Paclo

Administrator
Staff member
Member Bio
Joined
Aug 25, 2020
Messages
2,376
Reaction score
10,462
A ZBA has been filed on this address with the following description:
To change zoning to permit an 8-storey residential building with a total of 57 residential rental units and 158 parking spaces in a structured parking facility.

The ask has increased by 1 storey since the formal consultation of 2022:
To develop a 7-storey multiple dwelling containing 47 residential units and a parking podium within the first 3-storeys of the building.

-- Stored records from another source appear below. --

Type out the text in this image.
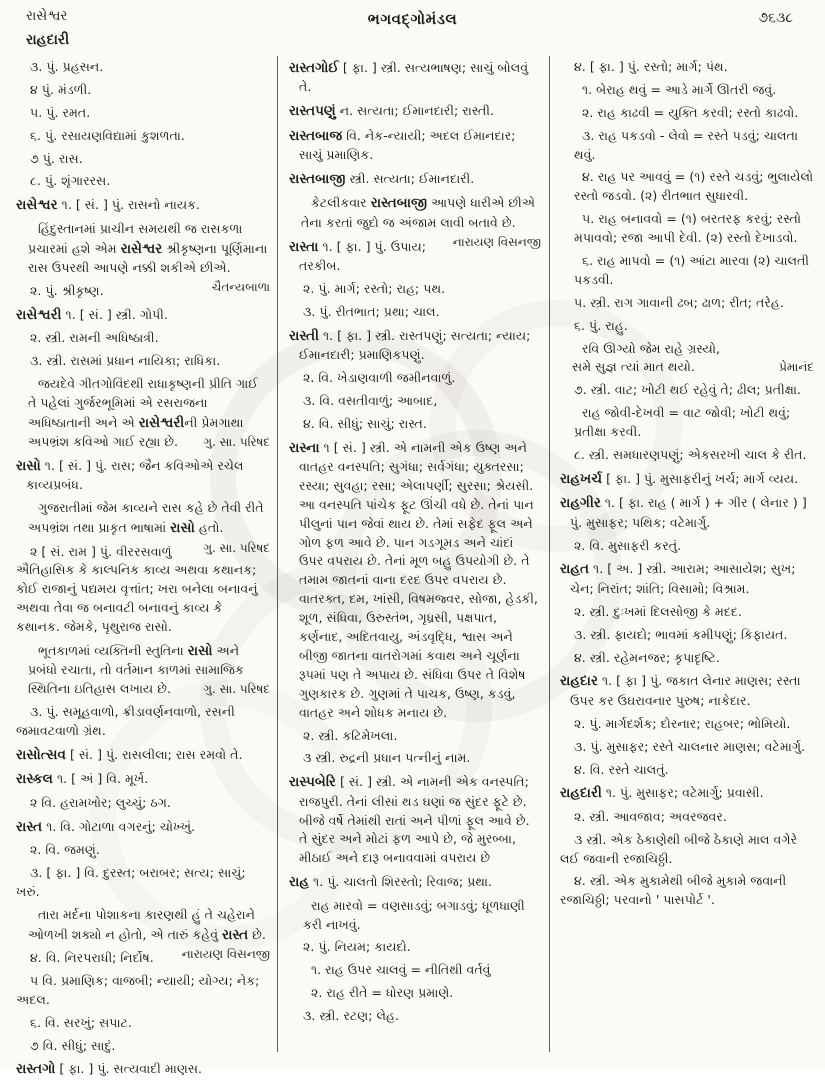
રાસેશ્વર
રાહદારી
ભગવદ્ગોમંડલ	૭૬૩૮
૩. પું. પ્રહસન.
૪ પું. મંડળી.
૫. પું. રમત.
૬. પું. રસાયણવિદ્યામાં કુશળતા.
૭ પું. રાસ.
૮. પું. શૃંગારરસ.
રાસેશ્વર ૧. [ સં. ] પું. રાસનો નાયક.
હિંદુસ્તાનમાં પ્રાચીન સમયથી જ રાસકળા પ્રચારમાં હશે એમ રાસેશ્વર શ્રીકૃષ્ણના પૂર્ણિમાના રાસ ઉપરથી આપણે નક્કી શકીએ છીએ.
ચૈતન્યબાળા
૨. પું. શ્રીકૃષ્ણ.
રાસેશ્વરી ૧. [ સં. ] સ્ત્રી. ગોપી.
૨. સ્ત્રી. રામની અધિષ્ઠાત્રી.
૩. સ્ત્રી. રાસમાં પ્રધાન નાયિકા; રાધિકા.
જયદેવે ગીતગોવિંદથી રાધાકૃષ્ણની પ્રીતિ ગાઈ તે પહેલાં ગુર્જરભૂમિમાં એ રસરાજના અધિષ્ઠાતાની અને એ રાસેશ્વરીની પ્રેમગાથા અપભ્રંશ કવિઓ ગાઈ રહ્યા છે.	ગુ. સા. પરિષદ
રાસો ૧. [ સં. ] પું. રાસ; જૈન કવિઓએ રચેલ કાવ્યપ્રબંધ.
ગુજરાતીમાં જેમ કાવ્યને રાસ કહે છે તેવી રીતે અપભ્રંશ તથા પ્રાકૃત ભાષામાં રાસો હતો.
ગુ. સા. પરિષદ
૨ [ સં. રામ ] પું. વીરરસવાળું ઐતિહાસિક કે કાલ્પનિક કાવ્ય અથવા કથાનક; કોઈ રાજાનું પદ્યમય વૃત્તાંત; ખરા બનેલા બનાવનું અથવા તેવા જ બનાવટી બનાવનું કાવ્ય કે કથાનક. જેમકે, પૃથુરાજ રાસો.
ભૂતકાળમાં વ્યક્તિની સ્તુતિના રાસો અને પ્રબંધો રચાતા, તો વર્તમાન કાળમાં સામાજિક સ્થિતિના ઇતિહાસ લખાય છે.	ગુ. સા. પરિષદ
૩. પું. સમૂહવાળો, ક્રીડાવર્ણનવાળો, રસની જમાવટવાળો ગ્રંથ.
રાસોત્સવ [ સં. ] પું. રાસલીલા; રાસ રમવો તે.
રાસ્કલ ૧. [ અં ] વિ. મૂર્ખ.
૨ વિ. હરામખોર; લુચ્ચું; ઠગ.
રાસ્ત ૧. વિ. ગોટાળા વગરનું; ચોખ્ખું.
૨. વિ. જમણું.
૩. [ ફા. ] વિ. દુરસ્ત; બરાબર; સત્ય; સાચું; ખરું.
તારા મર્દના પોશાકના કારણથી હું તે ચહેરાને ઓળખી શક્યો ન હોતો, એ તારું કહેવું રાસ્ત છે.
નારાયણ વિસનજી
૪. વિ. નિરપરાધી; નિર્દોષ.
૫ વિ. પ્રમાણિક; વાજબી; ન્યાયી; યોગ્ય; નેક; અદલ.
૬. વિ. સરખું; સપાટ.
૭ વિ. સીધું; સાદું.
રાસ્તગો [ ફા. ] પું. સત્યવાદી માણસ.
રાસ્તગોઈ [ ફા. ] સ્ત્રી. સત્યભાષણ; સાચું બોલવું તે.
રાસ્તપણું ન. સત્યતા; ઈમાનદારી; રાસ્તી.
રાસ્તબાજ વિ. નેક-ન્યાયી; અદલ ઈમાનદાર; સાચું પ્રમાણિક.
રાસ્તબાજી સ્ત્રી. સત્યતા; ઈમાનદારી.
કેટલીકવાર રાસ્તબાજી આપણે ધારીએ છીએ તેના કરતાં જુદો જ અંજામ લાવી બતાવે છે.
નારાયણ વિસનજી
રાસ્તા ૧. [ ફા. ] પું. ઉપાય; તરકીબ.
૨. પું. માર્ગ; રસ્તો; રાહ; પથ.
૩. પું. રીતભાત; પ્રથા; ચાલ.
રાસ્તી ૧. [ ફા. ] સ્ત્રી. રાસ્તપણું; સત્યતા; ન્યાય; ઈમાનદારી; પ્રમાણિકપણું.
૨. વિ. ખેડાણવાળી જમીનવાળું.
૩. વિ. વસતીવાળું; આબાદ,
૪. વિ. સીધું; સાચું; રાસ્ત.
રાસ્ના ૧ [ સં. ] સ્ત્રી. એ નામની એક ઉષ્ણ અને વાતહર વનસ્પતિ; સુગંધા; સર્વગંધા; યુક્તરસા; રસ્યા; સુવહા; રસા; એલાપર્ણી; સુરસા; શ્રેયસી. આ વનસ્પતિ પાંચેક ફૂટ ઊંચી વધે છે. તેનાં પાન પીલુનાં પાન જેવાં થાય છે. તેમાં સફેદ ફૂલ અને ગોળ ફળ આવે છે. પાન ગડગૂમડ અને ચાંદાં ઉપર વપરાય છે. તેનાં મૂળ બહુ ઉપયોગી છે. તે તમામ જાતનાં વાના દરદ ઉપર વપરાય છે. વાતરક્ત, દમ, ખાંસી, વિષમજ્વર, સોજા, હેડકી, શૂળ, સંધિવા, ઉરુસ્તંભ, ગૃધ્રસી, પક્ષપાત, કર્ણનાદ, અદિતવાયુ, અંડવૃદ્ધિ, શ્વાસ અને બીજી જાતના વાતરોગમાં કવાથ અને ચૂર્ણના રૂપમાં પણ તે અપાય છે. સંધિવા ઉપર તે વિશેષ ગુણકારક છે. ગુણમાં તે પાચક, ઉષ્ણ, કડવું, વાતહર અને શોધક મનાય છે.
૨. સ્ત્રી. કટિમેખલા.
૩ સ્ત્રી. રુદ્રની પ્રધાન પત્નીનું નામ.
રાસ્પબેરિ [ સં. ] સ્ત્રી. એ નામની એક વનસ્પતિ; રાજપુરી. તેનાં લીસાં થડ ઘણાં જ સુંદર ફૂટે છે. બીજે વર્ષે તેમાંથી રાતાં અને પીળાં ફૂલ આવે છે. તે સુંદર અને મોટાં ફળ આપે છે, જે મુરબ્બા, મીઠાઈ અને દારૂ બનાવવામાં વપરાય છે
રાહ ૧. પું. ચાલતો શિરસ્તો; રિવાજ; પ્રથા.
રાહ મારવો = વણસાડવું; બગાડવું; ધૂળધાણી કરી નાખવું.
૨. પું. નિયમ; કાયદો.
૧. રાહ ઉપર ચાલવું = નીતિથી વર્તવું
૨. રાહ રીતે = ધોરણ પ્રમાણે.
૩. સ્ત્રી. રટણ; લેહ.
૪. [ ફા. ] પું. રસ્તો; માર્ગ; પંથ.
૧. બેરાહ થવું = આડે માર્ગે ઊતરી જવું.
૨. રાહ કાઢવી = યુક્તિ કરવી; રસ્તો કાઢવો.
૩. રાહ પકડવો - લેવો = રસ્તે પડવું; ચાલતા થવું.
૪. રાહ પર આવવું = (૧) રસ્તે ચડવું; ભુલાયેલો રસ્તો જડવો. (૨) રીતભાત સુધારવી.
૫. રાહ બનાવવો = (૧) બરતરફ કરવું; રસ્તો મપાવવો; રજા આપી દેવી. (૨) રસ્તો દેખાડવો.
૬. રાહ માપવો = (૧) આંટા મારવા (૨) ચાલતી પકડવી.
૫. સ્ત્રી. રાગ ગાવાની ઢબ; ઢાળ; રીત; તરેહ.
૬. પું. રાહુ.
રવિ ઊગ્યો જેમ રાહે ગ્રસ્યો,
સમે સુજ્ઞ ત્યાં માત થયો.	પ્રેમાનંદ
૭. સ્ત્રી. વાટ; ખોટી થઈ રહેવું તે; ઢીલ; પ્રતીક્ષા.
રાહ જોવી-દેખવી = વાટ જોવી; ખોટી થવું; પ્રતીક્ષા કરવી.
૮. સ્ત્રી. સમધારણપણું; એકસરખી ચાલ કે રીત.
રાહખર્ચ [ ફા. ] પું. મુસાફરીનું ખર્ચ; માર્ગ વ્યય.
રાહગીર ૧. [ ફા. રાહ ( માર્ગ ) + ગીર ( લેનાર ) ] પું. મુસાફર; પથિક; વટેમાર્ગુ.
૨. વિ. મુસાફરી કરતું.
રાહત ૧. [ અ. ] સ્ત્રી. આરામ; આસાયેશ; સુખ; ચેન; નિરાંત; શાંતિ; વિસામો; વિશ્રામ.
૨. સ્ત્રી. દુઃખમાં દિલસોજી કે મદદ.
૩. સ્ત્રી. ફાયદો; ભાવમાં કમીપણું; કિફાયત.
૪. સ્ત્રી. રહેમનજર; કૃપાદૃષ્ટિ.
રાહદાર ૧. [ ફા ] પું. જકાત લેનાર માણસ; રસ્તા ઉપર કર ઉઘરાવનાર પુરુષ; નાકેદાર.
૨. પું. માર્ગદર્શક; દોરનાર; રાહબર; ભોમિયો.
૩. પું. મુસાફર; રસ્તે ચાલનાર માણસ; વટેમાર્ગુ.
૪. વિ. રસ્તે ચાલતું.
રાહદારી ૧. પું. મુસાફર; વટેમાર્ગુ; પ્રવાસી.
૨. સ્ત્રી. આવજાવ; અવરજવર.
૩ સ્ત્રી. એક ઠેકાણેથી બીજે ઠેકાણે માલ વગેરે લઈ જવાની રજાચિઠ્ઠી.
૪. સ્ત્રી. એક મુકામેથી બીજે મુકામે જવાની રજાચિઠ્ઠી; પરવાનો ' પાસપોર્ટ '.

Site as of September 2023, Google Street View:
1698328020692.png


The lot immediately adjacent to the east (1670 Garth & 445 Rymal) was developed with 2 x 10-storey buildings ~2019:
1698328103306.png
 
A ZBA has been filed on this address with the following description:


The ask has increased by 1 storey since the formal consultation of 2022:


Site as of September 2023, Google Street View:
View attachment 515672

The lot immediately adjacent to the east (1670 Garth & 445 Rymal) was developed with 2 x 10-storey buildings ~2019:
View attachment 515673

Yeeesh, more land allowance for a slip lane 🤢
 
Yeeesh, more land allowance for a slip lane 🤢
The problem here is Rymal is a truck route, so any road design needs to accomodate a turning WB-20 Semi-truck. You either have a very wide radius, or a "smart channel" which is a fancy slip lane.

I'd say the conflict here is that we are making our truck route arterials into higher density streets, and these uses will naturally conflict.
 
The problem here is Rymal is a truck route, so any road design needs to accomodate a turning WB-20 Semi-truck. You either have a very wide radius, or a "smart channel" which is a fancy slip lane.

I'd say the conflict here is that we are making our truck route arterials into higher density streets, and these uses will naturally conflict.
The Dutch in their infinite wisdom are much better at this - they treat roads as roads and streets as streets. Arterials are fast moving and limited access with frequent pedestrian underpasses. This is where cars spend most of their time, and only get off the arterials to access local areas. It's not only better and safer for pedestrians, but better and safer for cars who have much lower levels of conflicts and much less frequent stops, making drives faster and more enjoyable as well.

North America loves comparatively to shove absolutely everything onto the arterials, protecting local streets for single-detached homes for whatever reason.

Note as well that Garth is planned to become a primary access to the Airport employment area in the coming years - truck traffic on it is going to increase substantially as a route down to the Linc.
 
Garth is only a truck route south of the Linc and only day time. However it only has homes fronting it North of the Linc, so this makes some sense for it to be a "road" vs street in this location.

NA suburban planning follows the road/street dichotimy in the local/arterial way but now we're failing to properly build these areas into sustainable neighbourhoods because we're trying to only allow density on these arterials. What they need is Arterials (roads), Neighbourhood Avenues (local commericial streets that aren't through routes), and then Local streets.